Indian Bond Yields Climb to a Two-Week High as Rupee WeakensShikhar Balwani
India’s 10-year bonds fell, with the yield climbing to a more than two-week high, as the rupee slumped to its lowest level since November on concern a sell-off in emerging-market assets will worsen.
The currency dropped 0.7 percent to 63.10 per dollar amid concerns an economic slowdown in China and reduced monetary stimulus from the U.S Federal Reserve will cut capital flows to high-yielding markets. A weaker rupee stokes inflation as India imports about 80 percent of its oil. The Reserve Bank of India will leave its benchmark repurchase rate at 7.75 percent at a meeting tomorrow, according to 42 of 45 economists surveyed by Bloomberg. Three predict an increase to 8 percent.
“Bond markets tracked weakness in the rupee, plus there is some nervousness on account of the global sell-off,” Anoop Verma, vice president for treasury at DCB Bank Ltd. in Mumbai, said by phone.
The yield on the 8.83 percent sovereign notes due November 2023 rose three basis points, or 0.03 percentage point, to 8.77 percent in Mumbai, according to the central bank’s trading system. That’s the highest level since Jan. 9. The yield jumped from an intraday low of 8.7 percent as the rupee extended declines.
Governor Raghuram Rajan left rates unaltered at the RBI’s last meeting on Dec. 18, saying the central bank is awaiting more data. He raised the repo rate by 25 basis points each in September and October to counter inflation.
Data this month showed wholesale-price gains eased to 6.16 percent in December from a year earlier, compared with a 14-month high of 7.52 percent in November. Consumer prices rose 9.87 percent, the slowest pace in three months.
“The RBI will maintain status quo on rates tomorrow and the only positive trigger for bond markets could be some liquidity-easing measures,” Verma said.
Ten-year bonds completed this year’s first weekly loss on Jan. 24, with yields climbing 11 basis points in the period, after a central bank panel recommended that monetary policy should focus on curbing consumer prices, a shift that could lead to higher borrowing costs.
The panel appointed by Rajan proposed adopting a CPI target of 4 percent by 2016, moving away from the current practice of using wholesale prices as the benchmark for living costs. India’s consumer-price inflation has averaged around 10 percent in 2013 compared with WPI’s 6.3 percent.

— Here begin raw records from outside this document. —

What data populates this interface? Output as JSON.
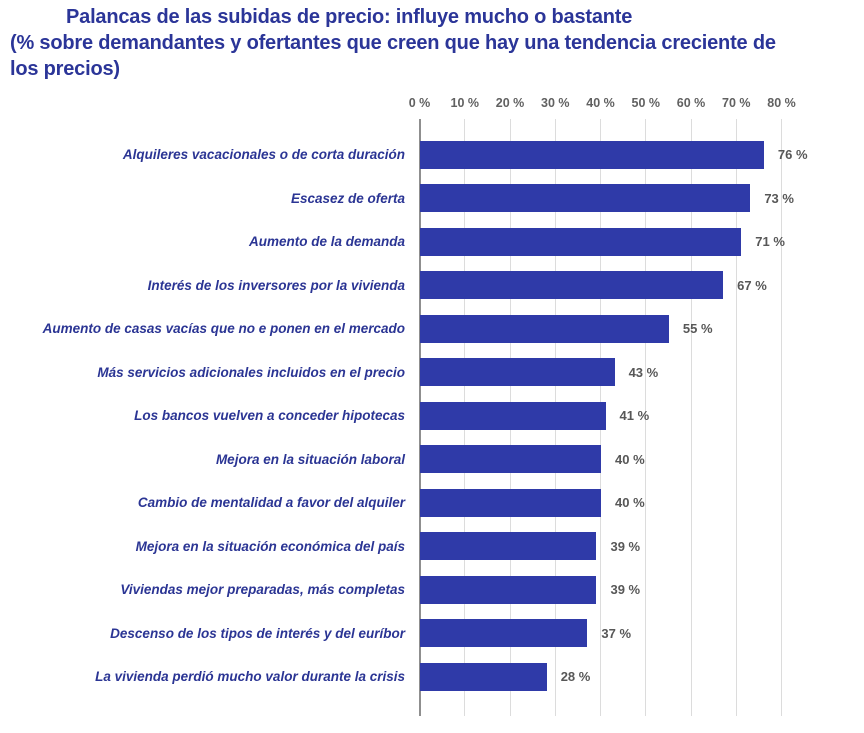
{
  "title": {
    "line1": "Palancas de las subidas de precio: influye mucho o bastante",
    "line2": "(% sobre demandantes y ofertantes que creen que hay una tendencia creciente de",
    "line3": "los precios)"
  },
  "colors": {
    "title": "#2b3598",
    "category_label": "#2b3594",
    "bar": "#2f3aa8",
    "tick_label": "#616161",
    "value_label": "#575757",
    "gridline": "#dcdcdc",
    "axis_line": "#8f8f8f",
    "background": "#ffffff"
  },
  "chart_data": {
    "type": "bar",
    "orientation": "horizontal",
    "title": "Palancas de las subidas de precio: influye mucho o bastante (% sobre demandantes y ofertantes que creen que hay una tendencia creciente de los precios)",
    "categories": [
      "Alquileres vacacionales o de corta duración",
      "Escasez de oferta",
      "Aumento de la demanda",
      "Interés de los inversores por la vivienda",
      "Aumento de casas vacías que no e ponen en el mercado",
      "Más servicios adicionales incluidos en el precio",
      "Los bancos vuelven a conceder hipotecas",
      "Mejora en la situación laboral",
      "Cambio de mentalidad a favor del alquiler",
      "Mejora en la situación económica del país",
      "Viviendas mejor preparadas, más completas",
      "Descenso de los tipos de interés y del euríbor",
      "La vivienda perdió mucho valor durante la crisis"
    ],
    "values": [
      76,
      73,
      71,
      67,
      55,
      43,
      41,
      40,
      40,
      39,
      39,
      37,
      28
    ],
    "value_labels": [
      "76 %",
      "73 %",
      "71 %",
      "67 %",
      "55 %",
      "43 %",
      "41 %",
      "40 %",
      "40 %",
      "39 %",
      "39 %",
      "37 %",
      "28 %"
    ],
    "x_tick_values": [
      0,
      10,
      20,
      30,
      40,
      50,
      60,
      70,
      80
    ],
    "x_tick_labels": [
      "0 %",
      "10 %",
      "20 %",
      "30 %",
      "40 %",
      "50 %",
      "60 %",
      "70 %",
      "80 %"
    ],
    "xlim": [
      0,
      80
    ],
    "xlabel": "",
    "ylabel": "",
    "grid": true,
    "gridline_orientation": "vertical",
    "value_labels_position": "right-of-bar",
    "axis_position": "top"
  }
}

“The key implication of this new CPI-based inflation targeting framework is that interest rates in India will remain higher for longer,” Sonal Varma and Aman Mohunta, Mumbai-based economists at Nomura Holdings Inc., wrote in a Jan. 22 report. Nomura expects the RBI to increase the repo rate by 25 basis points tomorrow.
One-year interest-rate swaps, derivative contracts used to guard against swings in funding costs, increased seven basis points to 8.48 percent today, the highest level since Dec. 30, data compiled by Bloomberg show.